Nonetheless, if Commerce does reach a preliminary circumvention finding, it should put in place a certification process to allow “importers to certify that the p/n junction is formed outside of China to qualify the goods to enter free” of solar cells duties, NextEra and FP&L said. And company-specific rates should be tied to the company that exports the wafer, not the company that made it, they said.

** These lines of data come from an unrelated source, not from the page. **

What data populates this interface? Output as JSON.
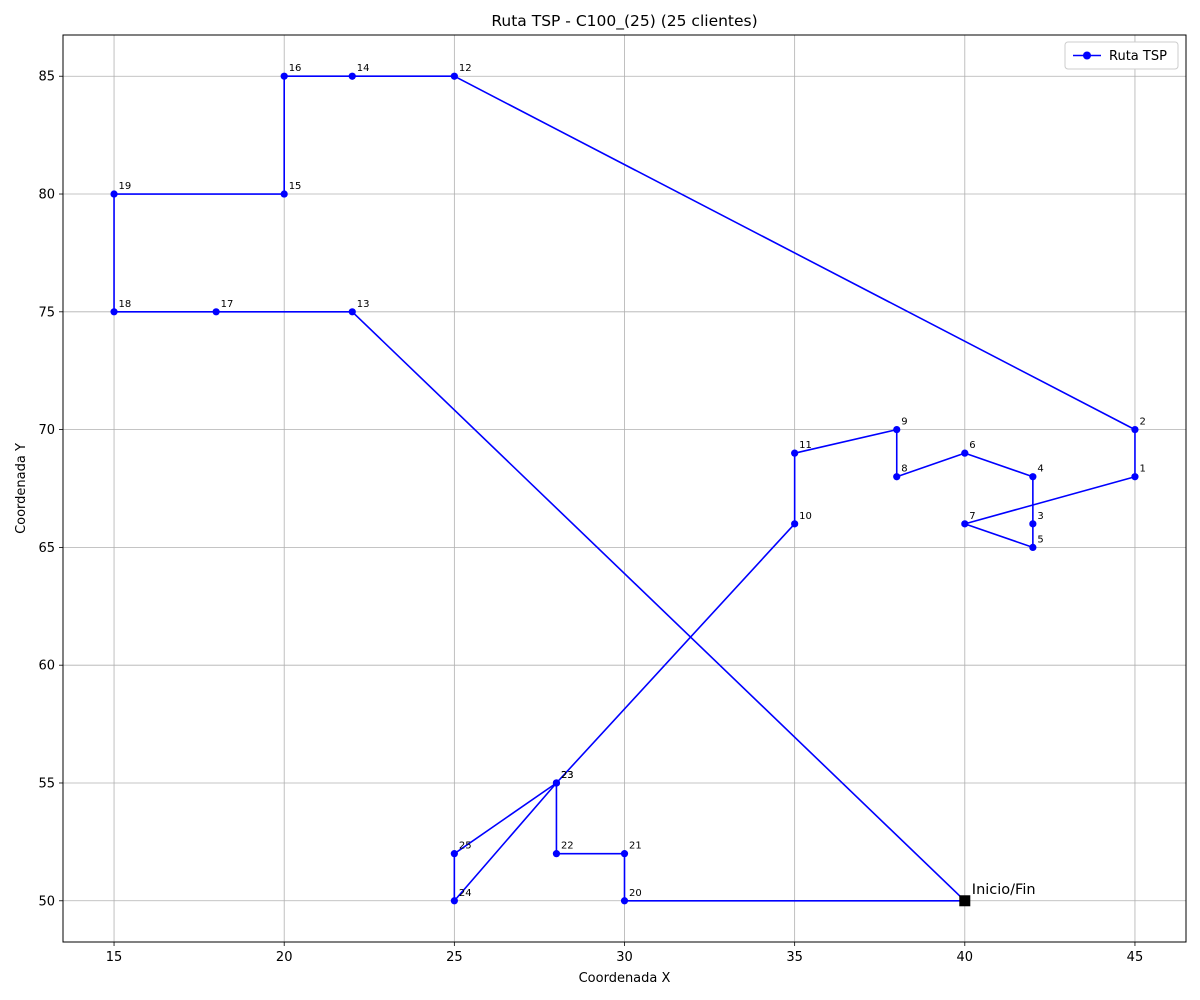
{
  "chart_data": {
    "type": "line",
    "title": "Ruta TSP - C100_(25) (25 clientes)",
    "xlabel": "Coordenada X",
    "ylabel": "Coordenada Y",
    "xlim": [
      13.5,
      46.5
    ],
    "ylim": [
      48.25,
      86.75
    ],
    "xticks": [
      15,
      20,
      25,
      30,
      35,
      40,
      45
    ],
    "yticks": [
      50,
      55,
      60,
      65,
      70,
      75,
      80,
      85
    ],
    "grid": true,
    "legend_position": "top-right",
    "colors": {
      "route": "#0000ff",
      "depot": "#000000",
      "grid": "#b0b0b0"
    },
    "series": [
      {
        "name": "Ruta TSP",
        "route": [
          {
            "label": "",
            "x": 40,
            "y": 50
          },
          {
            "label": "13",
            "x": 22,
            "y": 75
          },
          {
            "label": "17",
            "x": 18,
            "y": 75
          },
          {
            "label": "18",
            "x": 15,
            "y": 75
          },
          {
            "label": "19",
            "x": 15,
            "y": 80
          },
          {
            "label": "15",
            "x": 20,
            "y": 80
          },
          {
            "label": "16",
            "x": 20,
            "y": 85
          },
          {
            "label": "14",
            "x": 22,
            "y": 85
          },
          {
            "label": "12",
            "x": 25,
            "y": 85
          },
          {
            "label": "2",
            "x": 45,
            "y": 70
          },
          {
            "label": "1",
            "x": 45,
            "y": 68
          },
          {
            "label": "7",
            "x": 40,
            "y": 66
          },
          {
            "label": "5",
            "x": 42,
            "y": 65
          },
          {
            "label": "3",
            "x": 42,
            "y": 66
          },
          {
            "label": "4",
            "x": 42,
            "y": 68
          },
          {
            "label": "6",
            "x": 40,
            "y": 69
          },
          {
            "label": "8",
            "x": 38,
            "y": 68
          },
          {
            "label": "9",
            "x": 38,
            "y": 70
          },
          {
            "label": "11",
            "x": 35,
            "y": 69
          },
          {
            "label": "10",
            "x": 35,
            "y": 66
          },
          {
            "label": "23",
            "x": 28,
            "y": 55
          },
          {
            "label": "24",
            "x": 25,
            "y": 50
          },
          {
            "label": "25",
            "x": 25,
            "y": 52
          },
          {
            "label": "23",
            "x": 28,
            "y": 55
          },
          {
            "label": "22",
            "x": 28,
            "y": 52
          },
          {
            "label": "21",
            "x": 30,
            "y": 52
          },
          {
            "label": "20",
            "x": 30,
            "y": 50
          },
          {
            "label": "",
            "x": 40,
            "y": 50
          }
        ]
      }
    ],
    "depot": {
      "label": "Inicio/Fin",
      "x": 40,
      "y": 50
    }
  }
}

“Commerce should clarify that the exporter of the wafer determines whether an importer can claim a company-specific rate, without regard to any other inputs,” NextEra and FP&L said. “There is limited vertical integration throughout the CSPV supply chain. Not all wafer manufacturers produce cells; and cell producers obtain wafers from a variety of suppliers,” they said. “If Commerce’s intent is to broadly permit use of company-specific rates that are lower than the combined China-wide AD and all-others CVD rates of over 250 percent, limiting the application of company-specific rates to wafer producers with such rates would not achieve that goal.”
NextEra and Florida Power & Light also called for cells and modules to be excluded unless all production up to the wafer stage took place in China. LONGi mirrored those comments in its brief. The antidumping and countervailing duty orders on solar cells from China explicitly exclude Chinese modules made from non-Chinese cells, so they can’t cover Cambodian, Malaysian, Thai and Vietnamese modules made from non-Chinese cells either, LONGi said.
And should Commerce find that turning wafers into cells qualifies as circumvention, the Chinese wafers should be entirely produced in China, from only Chinese inputs, to qualify, the company said.
In its own brief, Auxin Solar, which requested the inquiries, said it agrees a certification process should be established. Certification should be grounded in the origin of the polysilicon wafers used in cell and module production, it said. And the default for importers should be the China-wide AD rate and the all-others CVD rate, Auxin said, “unless an exporter/importer can certify that the Chinese-origin inputs were sourced from a company with company-specific AD and/or CVD rates.”